Because of the risk of hematologic malignancy, carefully consider alternative therapies prior to the decision to treat a child with elivaldogene autotemcel. Consider consultation with hematology experts prior to elivaldogene autotemcel treatment to inform benefit-risk treatment decision and to ensure adequate monitoring for hematologic malignancy. Consider performing the following baseline hematologic assessments: complete blood count with differential, hematopathology review of peripheral blood smear, and bone marrow biopsy (core and aspirate) with flow cytometry, conventional karyotyping, and next generation sequencing (NGS) with a molecular panel appropriate for age and including coverage for gene mutations expected in myeloid and lymphoid malignancies; and testing for germline mutations that are associated with hematologic malignancy.
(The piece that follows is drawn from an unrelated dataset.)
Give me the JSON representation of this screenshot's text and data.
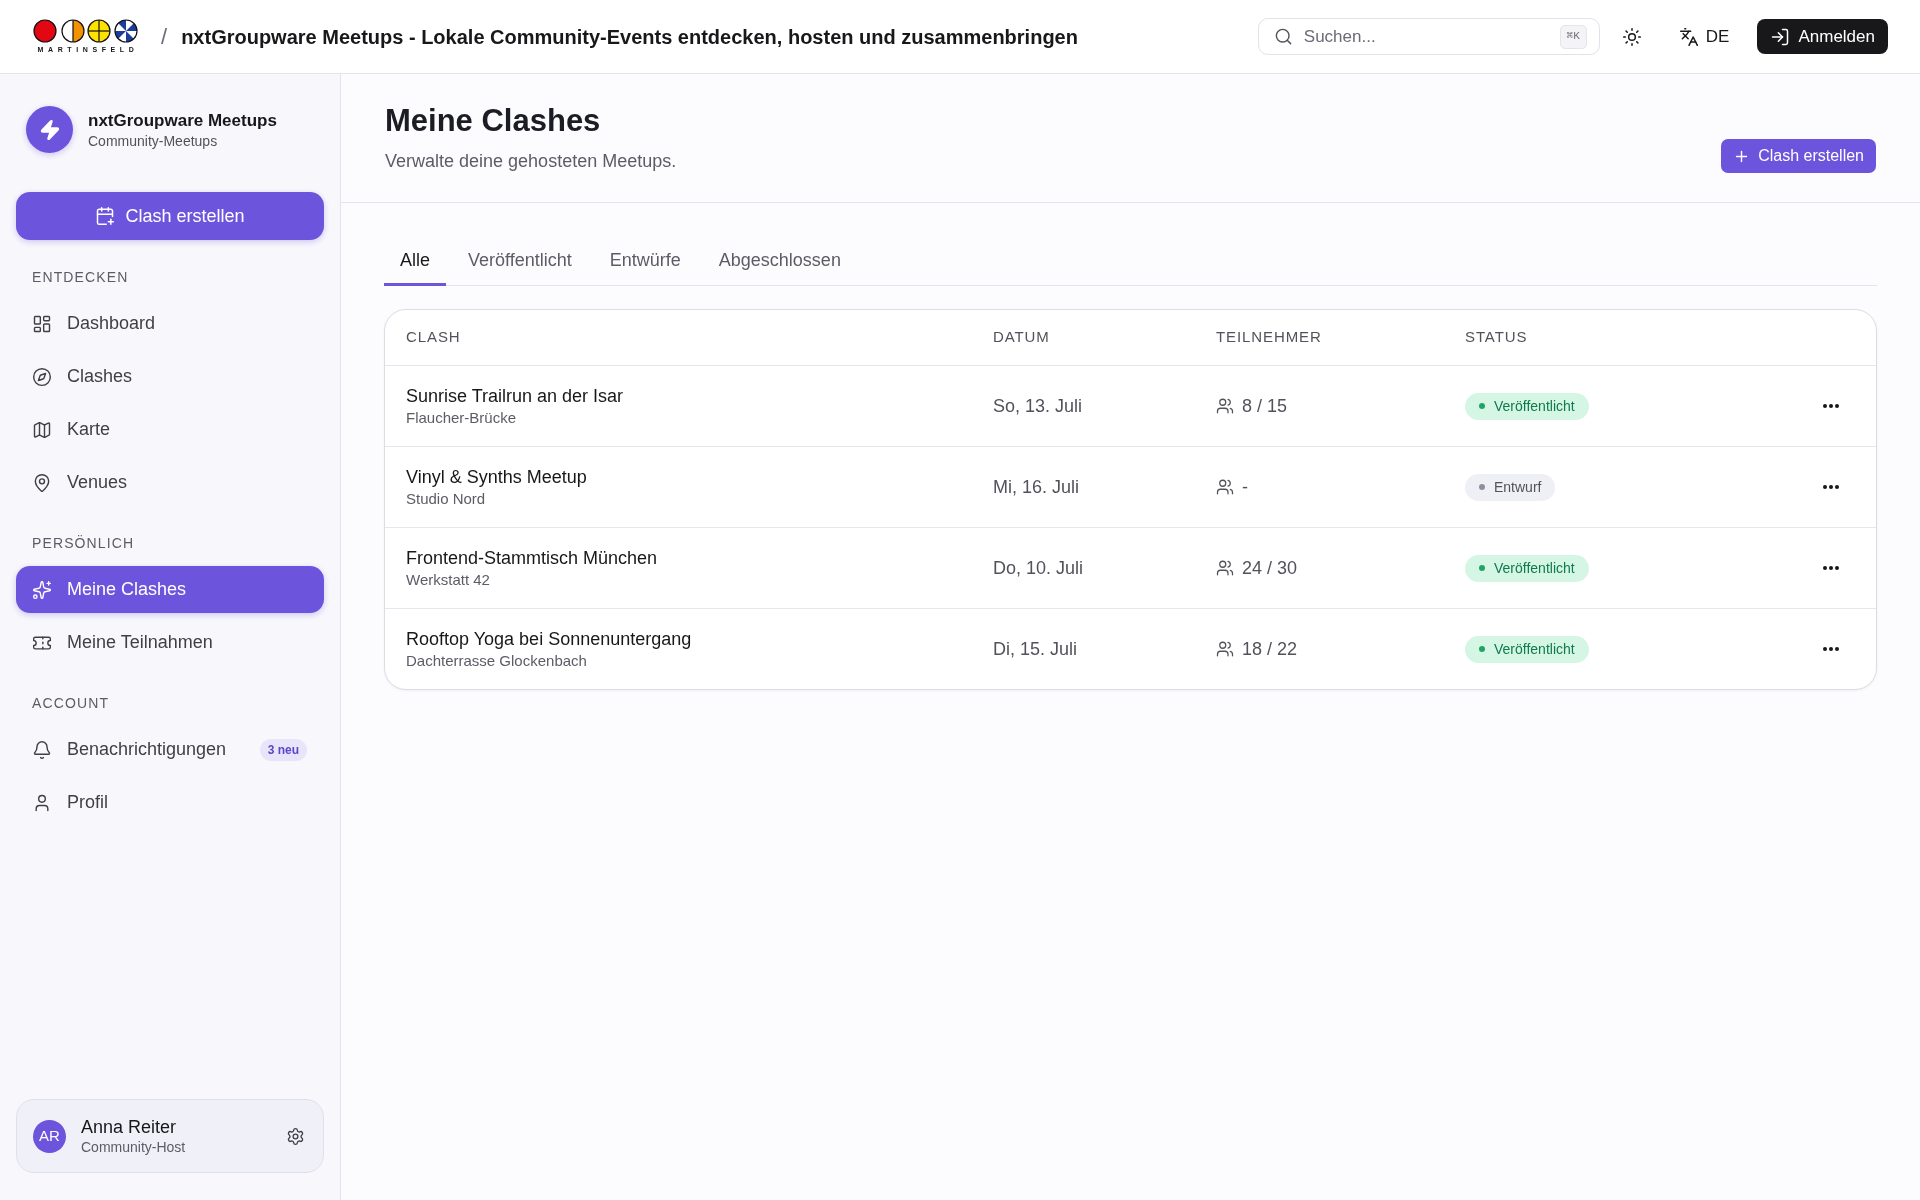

Early diagnosis of hematologic malignancy can be critically important; therefore, monitor patients treated with elivaldogene autotemcel lifelong for hematologic malignancy. For the first fifteen years after treatment with elivaldogene autotemcel, monitor via complete blood count (with differential) at least twice per year and via integration site analysis or other testing for evidence of clonal expansion and predominance at least twice in the first year and then annually. Consider appropriate expert consultation and additional testing such as more frequent complete blood count (with differential) and integration site analysis, bone marrow studies, and gene expression studies in the following settings after treatment with elivaldogene autotemcel:

• Delayed or failed engraftment of platelets or other cell lines (patients who do not achieve unsupported platelet counts of ≥ 20 × 10⁹/L on or after Day 60 appear to be at particularly high risk for developing malignancy); or

• New or prolonged cytopenias; or,

• Presence of clonal expansion or predominance (e.g., increasing relative frequency of an integration site, especially if ≥10% and present in MECOM or another proto-oncogene known to be involved in hematologic malignancy).
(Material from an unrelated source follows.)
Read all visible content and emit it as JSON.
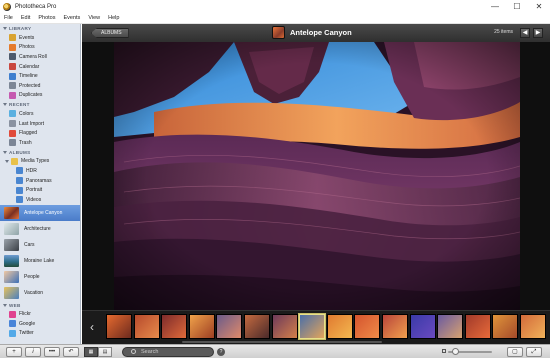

If hematologic malignancy is detected in a patient who received elivaldogene autotemcel, contact bluebird bio at 1-833-999-6378 for reporting and to obtain instructions on collection of samples for further testing.

Serious Infections

Severe infections, including life-threatening or fatal infections, have occurred in patients after elivaldogene autotemcel infusion. Important opportunistic infections that have been diagnosed within the first 3 months after treatment with elivaldogene autotemcel include BK cystitis, cytomegalovirus reactivation, human herpesvirus-6 viremia, candidiasis, and bacteremias. Opportunistic infections after the first 3 months include an atypical mycobacterium vascular device infection, pseudomonas bacteremia, and Epstein-Barr virus reactivations diagnosed as late as 18 months after treatment with elivaldogene autotemcel. Serious infections involving adenovirus include a case of transverse myelitis at 6 months that was attributed to adenovirus and entero/rhinovirus infection, and a fatal adenovirus infection at 21 months in a patient with CALD progression who developed multisystem organ failure.

Grade 3 or higher infections occurred in 21% of all patients (12% bacterial, 3% viral, and 6% unspecified). The most common Grade 3 or higher infections were vascular device infections (7% of patients) diagnosed as late as 6 months after treatment with elivaldogene autotemcel, and bacteremias (6% of patients) diagnosed as late as 8 months after treatment with elivaldogene autotemcel.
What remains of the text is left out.